Lets read about survivor of a Rare disease – Meera

Meera’s (name changed) sufferings had no end. An 8-month premature girl (survivor of a rare disease)born in Jan 2016, was admitted for 8 days in the hospital. She barely weighed 1.78 kgs. After six months, severe fever and rashes led to a 10 day-long hospitalization. Complete blood count (CBC) tests were performed to evaluate her health. In the CBC test, her platelets were exceedingly low. Post Bone Marrow aspiration, Meera was diagnosed with Thrombocytopenia – abnormal low-levels of platelets.

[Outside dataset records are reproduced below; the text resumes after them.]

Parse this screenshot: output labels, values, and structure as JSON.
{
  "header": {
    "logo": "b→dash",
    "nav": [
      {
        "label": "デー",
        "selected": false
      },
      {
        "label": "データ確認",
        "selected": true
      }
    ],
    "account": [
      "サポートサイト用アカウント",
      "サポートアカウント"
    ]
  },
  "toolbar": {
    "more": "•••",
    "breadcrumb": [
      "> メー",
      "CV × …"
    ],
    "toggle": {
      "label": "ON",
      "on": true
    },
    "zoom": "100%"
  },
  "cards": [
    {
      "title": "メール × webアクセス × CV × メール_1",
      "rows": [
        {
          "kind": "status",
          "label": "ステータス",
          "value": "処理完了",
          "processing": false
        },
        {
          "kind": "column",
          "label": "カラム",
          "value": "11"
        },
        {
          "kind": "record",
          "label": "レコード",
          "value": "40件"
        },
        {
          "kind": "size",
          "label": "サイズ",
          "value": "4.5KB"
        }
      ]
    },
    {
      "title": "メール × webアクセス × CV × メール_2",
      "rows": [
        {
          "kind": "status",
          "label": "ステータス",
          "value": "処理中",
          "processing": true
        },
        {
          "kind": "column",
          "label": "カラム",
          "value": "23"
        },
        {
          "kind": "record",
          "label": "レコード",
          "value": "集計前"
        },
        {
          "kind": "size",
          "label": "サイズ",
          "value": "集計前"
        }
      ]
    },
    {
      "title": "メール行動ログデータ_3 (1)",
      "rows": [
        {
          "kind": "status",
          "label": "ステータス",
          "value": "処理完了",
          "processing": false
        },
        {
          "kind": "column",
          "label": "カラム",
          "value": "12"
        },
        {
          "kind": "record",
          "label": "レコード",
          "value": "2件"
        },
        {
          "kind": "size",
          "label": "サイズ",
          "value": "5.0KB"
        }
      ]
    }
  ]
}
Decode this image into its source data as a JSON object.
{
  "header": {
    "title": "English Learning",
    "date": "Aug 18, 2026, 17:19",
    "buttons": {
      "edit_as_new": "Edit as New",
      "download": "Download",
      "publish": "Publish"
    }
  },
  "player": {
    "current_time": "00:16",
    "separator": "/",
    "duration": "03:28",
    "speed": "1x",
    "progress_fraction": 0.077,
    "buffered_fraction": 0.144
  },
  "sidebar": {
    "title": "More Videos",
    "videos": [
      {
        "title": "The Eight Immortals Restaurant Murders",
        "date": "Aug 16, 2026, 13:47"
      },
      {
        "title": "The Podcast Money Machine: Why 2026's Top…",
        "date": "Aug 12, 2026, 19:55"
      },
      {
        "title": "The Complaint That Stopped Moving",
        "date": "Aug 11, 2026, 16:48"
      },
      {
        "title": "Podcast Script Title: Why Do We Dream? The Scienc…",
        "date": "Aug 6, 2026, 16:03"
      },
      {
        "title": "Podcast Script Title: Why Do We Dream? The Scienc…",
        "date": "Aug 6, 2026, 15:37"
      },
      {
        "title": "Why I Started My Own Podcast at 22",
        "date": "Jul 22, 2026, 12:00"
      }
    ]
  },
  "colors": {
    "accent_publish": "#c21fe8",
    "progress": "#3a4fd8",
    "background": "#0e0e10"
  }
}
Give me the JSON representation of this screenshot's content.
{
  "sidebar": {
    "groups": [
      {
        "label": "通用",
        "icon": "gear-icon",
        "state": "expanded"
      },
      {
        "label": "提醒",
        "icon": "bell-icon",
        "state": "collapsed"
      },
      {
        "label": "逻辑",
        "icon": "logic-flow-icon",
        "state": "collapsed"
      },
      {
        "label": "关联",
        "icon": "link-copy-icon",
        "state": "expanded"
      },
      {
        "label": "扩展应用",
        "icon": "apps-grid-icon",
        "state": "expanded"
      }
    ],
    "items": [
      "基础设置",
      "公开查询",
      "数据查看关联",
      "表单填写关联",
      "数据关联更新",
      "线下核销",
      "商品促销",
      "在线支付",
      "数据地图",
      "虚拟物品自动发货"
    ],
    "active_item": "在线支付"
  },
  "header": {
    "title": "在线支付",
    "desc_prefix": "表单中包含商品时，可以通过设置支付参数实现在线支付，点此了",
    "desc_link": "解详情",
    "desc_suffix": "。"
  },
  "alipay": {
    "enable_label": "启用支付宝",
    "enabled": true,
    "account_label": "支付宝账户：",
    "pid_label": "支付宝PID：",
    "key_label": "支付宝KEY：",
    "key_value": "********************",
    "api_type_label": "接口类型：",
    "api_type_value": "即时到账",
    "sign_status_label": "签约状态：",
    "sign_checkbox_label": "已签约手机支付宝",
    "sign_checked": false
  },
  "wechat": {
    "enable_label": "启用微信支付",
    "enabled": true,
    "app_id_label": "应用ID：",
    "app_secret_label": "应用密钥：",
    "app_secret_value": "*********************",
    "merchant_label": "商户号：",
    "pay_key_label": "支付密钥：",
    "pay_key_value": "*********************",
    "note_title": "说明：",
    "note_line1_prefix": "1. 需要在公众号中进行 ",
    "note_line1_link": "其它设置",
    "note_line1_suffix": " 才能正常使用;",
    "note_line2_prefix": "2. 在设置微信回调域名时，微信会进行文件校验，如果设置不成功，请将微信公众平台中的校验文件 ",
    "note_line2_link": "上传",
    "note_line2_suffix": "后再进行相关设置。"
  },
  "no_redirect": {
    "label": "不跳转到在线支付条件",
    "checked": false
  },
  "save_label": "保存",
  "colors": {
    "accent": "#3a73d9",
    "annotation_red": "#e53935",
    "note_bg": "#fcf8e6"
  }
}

Eventually, the fever subsided and she was discharged.

As Meera’s condition was not improving, parents consulted the family pediatrician and were suggested to transfer her to a corporate hospital in Hyderabad. Another CBC test was done. The platelet count was low – 50,000. They were advised to follow up once every month with CBC reports as no treatment was available.

survivor of rare disease

Meera’s condition was getting worse. She had a shocking weight loss after which the doctor recommended Bone Marrow Aspiration/ Biopsy for correct diagnosis. Diagnosed with Thrombocytopenia with Anemia, Meera’s parents were suggested to wait till her platelet dropped to 20,000.

In August 2017, Meera had a high fever and a severe case of Thrombocytopenia with Anemia. SDP platelets were transfused due to extremely low platelet count. Platelets/blood were transfused every month. It was a very hard time for the family. They could not watch their daughter’s suffering. Fortunately, Meera’s parents got in touch with AHIRAA donors on WhatsApp. A doctor at a corporate hospital referred Meera’s parents to Dr. S. K. Gupta for the possibility of a Bone Marrow Transplant.

A doctor from the Genetic Department at a public hospital proposed a Genetic Test. The doctor advised them to go ahead with the Bone Marrow Transplant. The possibility of a BMT frightened Meera’s parents. With the risks involved and the finances, the chances of BMT looked bleak. Meera’s grandparents were afraid as no one gave a 100% guarantee of the procedure’s success.

Meera’s parents contemplated and tried homeopathy medicine. 12 platelets transfusion and 8 blood transfusions were performed between Aug 2017-May 2018. During this period Meera had a high fever and caught infections.

The family finally consulted Dr. S. K. Gupta who explained the procedure and assured them that the BMT has a 70% success rate.

The HLA match of the parents was negative. Both of them were half-matched. After the tests, the family was heartbroken. Dr. S. K. Gupta advised the HLA testing of Meera’s 16-month-old sister. The parents were panicking as they couldn’t process the thought of a 16-month-old baby donating stem cells. Dr. S. K. Gupta assured that the procedure will cause no harm to their younger daughter. The 16-month-old sister was a 100% HLA match. Meera’s family’s happiness knew no bounds.

On 13 May 2018 Meera was admitted to the Hematology BMT Institute International located in Hyderabad. The parents were asked to arrange 5/5 donors for platelets and WBC.

Chemotherapy began and lasted for a week. It was a difficult time for the family as both of their daughters were involved in the BMT. Stem Cells from Meera’s sister were collected and the procedure started. After 12-13 infusions, Meera showed positive signs. Unlike other transfusions that were performed in different hospitals; this time Meera showed no signs of fever or infections. No platelets or WBC were transfused during the 20-day hospitalization. Parents were delighted as they finally took a breath of relief.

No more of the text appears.